Im going to defiantly look into that one, the only part i don't like is the camera being on the side and me being clumsy enough to hit it off something as i walk. I like having it in the front but i guess you can't get everything. I would also like to buy the hand strap where can i buy one of those?

@Kundalini - looks like a nice strap


----------



## kundalini (Apr 1, 2011)

Davor said:


> ......*the only part i don't like is the camera being on the side and me being clumsy enough to hit it off something as i walk*. I like having it in the front but i guess you can't get everything. I would also like to buy the hand strap where can i buy one of those?



You'd be surprised how easy it is to push through a crowd or just hang out.  The BR strap is golden.  A slight hand to the side for comfort is all that's needed.  I have mine adjusted so that the camera will rest on the flat of my lower back if I hand-hold it and am slipping through crowds (making myself small).  Otherwise, it is right on my hip and ready for action.  Seriously, the BR is a good system.  
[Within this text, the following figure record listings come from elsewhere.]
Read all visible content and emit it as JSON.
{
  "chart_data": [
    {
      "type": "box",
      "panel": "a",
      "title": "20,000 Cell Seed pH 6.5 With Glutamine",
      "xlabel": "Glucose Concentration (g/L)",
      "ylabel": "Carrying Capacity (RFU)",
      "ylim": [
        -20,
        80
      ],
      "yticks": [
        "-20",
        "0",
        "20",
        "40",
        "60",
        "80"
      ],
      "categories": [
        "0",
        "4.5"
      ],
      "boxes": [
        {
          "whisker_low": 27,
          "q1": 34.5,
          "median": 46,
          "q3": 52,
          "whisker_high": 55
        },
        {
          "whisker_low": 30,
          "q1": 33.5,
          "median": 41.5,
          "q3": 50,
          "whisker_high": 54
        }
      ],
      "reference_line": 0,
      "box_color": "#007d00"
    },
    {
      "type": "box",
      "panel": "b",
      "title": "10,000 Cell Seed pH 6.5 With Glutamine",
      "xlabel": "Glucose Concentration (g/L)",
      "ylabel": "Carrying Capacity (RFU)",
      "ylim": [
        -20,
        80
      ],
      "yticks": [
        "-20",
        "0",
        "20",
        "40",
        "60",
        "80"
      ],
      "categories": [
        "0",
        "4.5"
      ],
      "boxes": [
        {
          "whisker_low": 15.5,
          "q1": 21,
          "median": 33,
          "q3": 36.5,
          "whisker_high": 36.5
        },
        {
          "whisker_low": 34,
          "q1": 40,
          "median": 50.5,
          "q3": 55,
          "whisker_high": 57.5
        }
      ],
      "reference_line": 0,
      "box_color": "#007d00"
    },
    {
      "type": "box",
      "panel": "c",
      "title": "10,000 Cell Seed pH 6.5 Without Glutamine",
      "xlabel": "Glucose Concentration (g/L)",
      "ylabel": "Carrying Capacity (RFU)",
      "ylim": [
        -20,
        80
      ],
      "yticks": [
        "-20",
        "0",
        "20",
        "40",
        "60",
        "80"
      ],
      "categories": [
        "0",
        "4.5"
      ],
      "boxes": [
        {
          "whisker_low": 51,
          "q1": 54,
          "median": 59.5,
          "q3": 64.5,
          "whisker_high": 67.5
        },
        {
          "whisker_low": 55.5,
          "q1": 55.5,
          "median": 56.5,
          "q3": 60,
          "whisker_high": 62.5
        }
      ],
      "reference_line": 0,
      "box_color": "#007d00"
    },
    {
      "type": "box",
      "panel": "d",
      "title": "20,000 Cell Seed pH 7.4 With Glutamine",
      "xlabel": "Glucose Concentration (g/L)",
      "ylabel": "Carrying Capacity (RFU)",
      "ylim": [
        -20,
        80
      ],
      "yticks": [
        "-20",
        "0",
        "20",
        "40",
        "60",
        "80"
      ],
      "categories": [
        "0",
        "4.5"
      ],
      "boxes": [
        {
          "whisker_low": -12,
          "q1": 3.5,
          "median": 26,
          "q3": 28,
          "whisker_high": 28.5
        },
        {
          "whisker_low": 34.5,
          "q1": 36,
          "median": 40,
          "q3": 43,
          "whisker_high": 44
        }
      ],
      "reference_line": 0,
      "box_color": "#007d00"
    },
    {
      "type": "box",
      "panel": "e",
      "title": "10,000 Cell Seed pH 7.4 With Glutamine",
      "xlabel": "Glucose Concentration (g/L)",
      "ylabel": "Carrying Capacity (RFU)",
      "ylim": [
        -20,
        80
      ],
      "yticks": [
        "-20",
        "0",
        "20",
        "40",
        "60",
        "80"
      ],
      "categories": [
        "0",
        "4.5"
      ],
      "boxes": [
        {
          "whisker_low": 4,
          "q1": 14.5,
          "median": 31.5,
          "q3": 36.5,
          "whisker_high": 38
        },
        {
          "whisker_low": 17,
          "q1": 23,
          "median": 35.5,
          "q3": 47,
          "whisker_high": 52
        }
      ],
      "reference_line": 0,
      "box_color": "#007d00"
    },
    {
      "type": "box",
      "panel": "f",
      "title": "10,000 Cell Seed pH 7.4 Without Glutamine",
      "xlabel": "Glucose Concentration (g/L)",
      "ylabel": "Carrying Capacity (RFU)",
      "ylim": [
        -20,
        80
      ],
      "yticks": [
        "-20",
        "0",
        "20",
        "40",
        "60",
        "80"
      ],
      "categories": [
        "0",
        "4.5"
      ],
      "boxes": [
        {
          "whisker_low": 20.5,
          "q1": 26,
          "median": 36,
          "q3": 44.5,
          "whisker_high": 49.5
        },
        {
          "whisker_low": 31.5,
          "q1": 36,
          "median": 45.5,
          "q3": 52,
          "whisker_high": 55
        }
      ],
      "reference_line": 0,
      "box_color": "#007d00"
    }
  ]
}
One thing to note.....  I don't care for their mounting bolt to the camera.  I use my tripods QR plate (Manfrotto) instead.  Some say.... oh, no... but I say that it has never failed me.


----------



## Davor (Apr 1, 2011)

To be honest that sounds even more convenient, you can just unclip and place on tripod. I hate when i have to screw the plate every-time i gotta use the tripod. Is their website the only place to purchase the item?


----------



## kundalini (Apr 1, 2011)

Davor said:


> ... Is their website the only place to purchase the item?



Google?   

I ordered directly from them.  They have more/different/perhaps better models now.  I'm kinda interested in the double harness.


----------



## sean7488 (Apr 1, 2011)

I just got my black rapid from bhphoto. I got the sport one and it's amazing.


----------



## Davor (Apr 1, 2011)

Ill go check out my local Henry's Camera store, i don't like ordering online its very inconvenient. Thanks for the help


----------



## LiquidGrace (Apr 2, 2011)

kundalini said:


> andynrach said:
> 
> 
> > My camera strap came unraveled. Yep, it did. (
> ...


 I have never thought of this. Thank you for the suggestion. I think I will get mine both replaced.


----------



## Stryker (Apr 2, 2011)

Any updates on your camera, Davor???  Hope nothing serious happened to it..


----------



## molested_cow (Apr 2, 2011)

Been there before. I used to have a crappy plastic mount head tripod and I was trying to hurry cus I spotted some land crabs in the mountain while hiking. I put the camera on the tripod with the 70~300 on it, and next thing I knew was the whole camera fall onto the granite pavement! What happened was, I did mount the camera correctly onto the tripod, but the locking mechanism on the head broke off completely being cheap plastic. My lens looks all dark inside cus the elements were all misaligned. The lens mount plate on the camera is also a bit off, making scratch marks when I try to put the lens on. I had it overhauled, but things never felt the same after.

Since then, I always have the strap on my neck no matter what, even when the camera is on the tripod. Unless I am doing a long exposure, it's never an exception.


----------